Event Timeline (All times 24-hour format, EST)
November 11th, 2021
- 19:32 we began receiving reports of 503 SIP responses on outbound calls. Users began reporting the inability to place outbound calls shortly after. Existing active calls and inbound calls were unaffected.
- 19:34 engineers began reviewing case and log data
- 19:59 senior and platform engineers engaged to review data
- 20:17 logs showed a high amount of memory being consumed by call activity.
- 20:33 Atlanta set to maintenance mode. All calls and devices are redirected to other nodes in order to perform emergency adjustments.
- 20:48 Adjustments applied and Atlanta nodes restarted
- 20:54 Atlanta put back in service. Verified devices and calls set to Atlanta as their home returned to service normally.

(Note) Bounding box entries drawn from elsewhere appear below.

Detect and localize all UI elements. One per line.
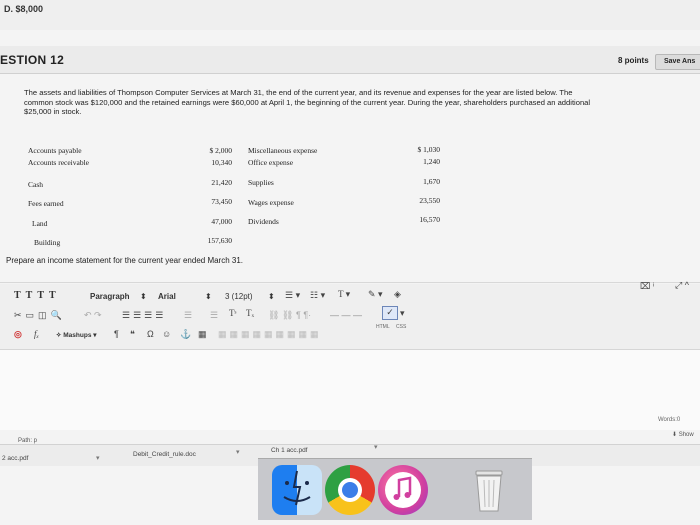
account-value: 21,420 xyxy=(211,178,232,187)
cut-copy-paste-icons[interactable]: ✂▭◫🔍 xyxy=(14,310,66,321)
account-name: Fees earned xyxy=(28,199,64,208)
font-family-select[interactable]: Arial xyxy=(158,292,176,301)
account-value: 23,550 xyxy=(419,196,440,205)
html-button[interactable]: HTML xyxy=(376,324,390,330)
align-icons[interactable]: ☰☰☰☰ xyxy=(122,310,166,321)
account-name: Office expense xyxy=(248,158,294,167)
account-value: 73,450 xyxy=(211,197,232,206)
itunes-icon[interactable] xyxy=(378,465,428,515)
trash-can-icon xyxy=(475,470,503,512)
finder-icon[interactable] xyxy=(272,465,322,515)
answer-text-area[interactable] xyxy=(0,350,700,430)
checkmark-icon[interactable]: ✓ xyxy=(382,306,398,320)
prompt-line: $25,000 in stock. xyxy=(24,107,82,116)
expand-icon[interactable]: ⤢ ^ xyxy=(675,280,689,291)
quote-icon[interactable]: ❝ xyxy=(130,329,135,340)
word-count: Words:0 xyxy=(658,417,681,423)
prompt-line: The assets and liabilities of Thompson C… xyxy=(24,88,573,97)
account-name: Accounts receivable xyxy=(28,158,90,167)
chrome-center-icon xyxy=(342,482,358,498)
finder-face-icon xyxy=(283,470,311,506)
record-icon[interactable]: ◎ xyxy=(14,329,22,340)
highlight-icon[interactable]: ✎ ▾ xyxy=(368,289,383,300)
numbered-list-icon[interactable]: ☷ ▾ xyxy=(310,290,325,301)
download-item[interactable]: Ch 1 acc.pdf xyxy=(271,447,308,454)
font-size-select[interactable]: 3 (12pt) xyxy=(225,292,253,301)
text-color-icon[interactable]: T ▾ xyxy=(338,289,350,300)
instruction-text: Prepare an income statement for the curr… xyxy=(6,256,244,265)
text-style-buttons[interactable]: TTTT xyxy=(14,290,61,301)
bullet-list-icon[interactable]: ☰ ▾ xyxy=(285,290,300,301)
account-name: Building xyxy=(34,238,61,247)
question-title: ESTION 12 xyxy=(0,53,65,67)
account-name: Miscellaneous expense xyxy=(248,146,318,155)
account-value: 1,240 xyxy=(423,157,440,166)
save-answer-button[interactable]: Save Ans xyxy=(655,54,700,70)
chevron-updown-icon[interactable]: ⬍ xyxy=(268,292,275,301)
account-value: 157,630 xyxy=(207,236,232,245)
question-prompt: The assets and liabilities of Thompson C… xyxy=(24,88,700,117)
account-name: Dividends xyxy=(248,217,279,226)
paragraph-direction-icons[interactable]: ¶ ¶· xyxy=(296,310,311,320)
chevron-updown-icon[interactable]: ⬍ xyxy=(205,292,212,301)
horizontal-rule-icons[interactable]: — — — xyxy=(330,310,362,320)
spellcheck-icon[interactable]: ⌧ ⁱ xyxy=(640,281,654,292)
table-icon[interactable]: ▦ xyxy=(198,329,207,340)
prompt-line: common stock was $120,000 and the retain… xyxy=(24,97,591,107)
account-name: Land xyxy=(32,219,48,228)
css-button[interactable]: CSS xyxy=(396,324,406,330)
show-label: Show xyxy=(678,432,694,438)
format-block-select[interactable]: Paragraph xyxy=(90,292,130,301)
question-header-bar xyxy=(0,46,700,74)
chevron-down-icon[interactable]: ▾ xyxy=(400,308,405,319)
indent-icon[interactable]: ☰ xyxy=(184,310,192,321)
show-button[interactable]: ⬇ Show xyxy=(672,431,694,438)
account-value: $ 2,000 xyxy=(209,146,233,155)
account-name: Supplies xyxy=(248,178,274,187)
account-name: Wages expense xyxy=(248,198,294,207)
account-value: 16,570 xyxy=(419,215,440,224)
subscript-icon[interactable]: Tₓ xyxy=(246,308,254,318)
emoji-icon[interactable]: ☺ xyxy=(162,329,171,339)
link-icons[interactable]: ⛓ ⛓ xyxy=(268,310,293,321)
points-badge: 8 points xyxy=(618,56,649,65)
outdent-icon[interactable]: ☰ xyxy=(210,310,218,321)
account-name: Cash xyxy=(28,180,43,189)
download-item[interactable]: 2 acc.pdf xyxy=(2,455,28,462)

- 21:27 Logs reveal a large amount requests found coming from a French IP. Research determined the IP to be related to a malicious network. IP added to filtering services and connections closed.
- 22:30 All services remain nominal. Incident closed.
Root Cause Analysis
A configuration in our platform controlled how quickly memory was released after a call concluded. While the system had the necessary resources to handle the additional calls from the malicious IP, memory was not being released fast enough to handle the new calls.
Future Preventative Action
V42 already included changes to these settings that increase the speed with which memory is freed. The new settings would've prevented this incident. Engineering applied the same settings to our current platform and confirmed they are functioning as intended.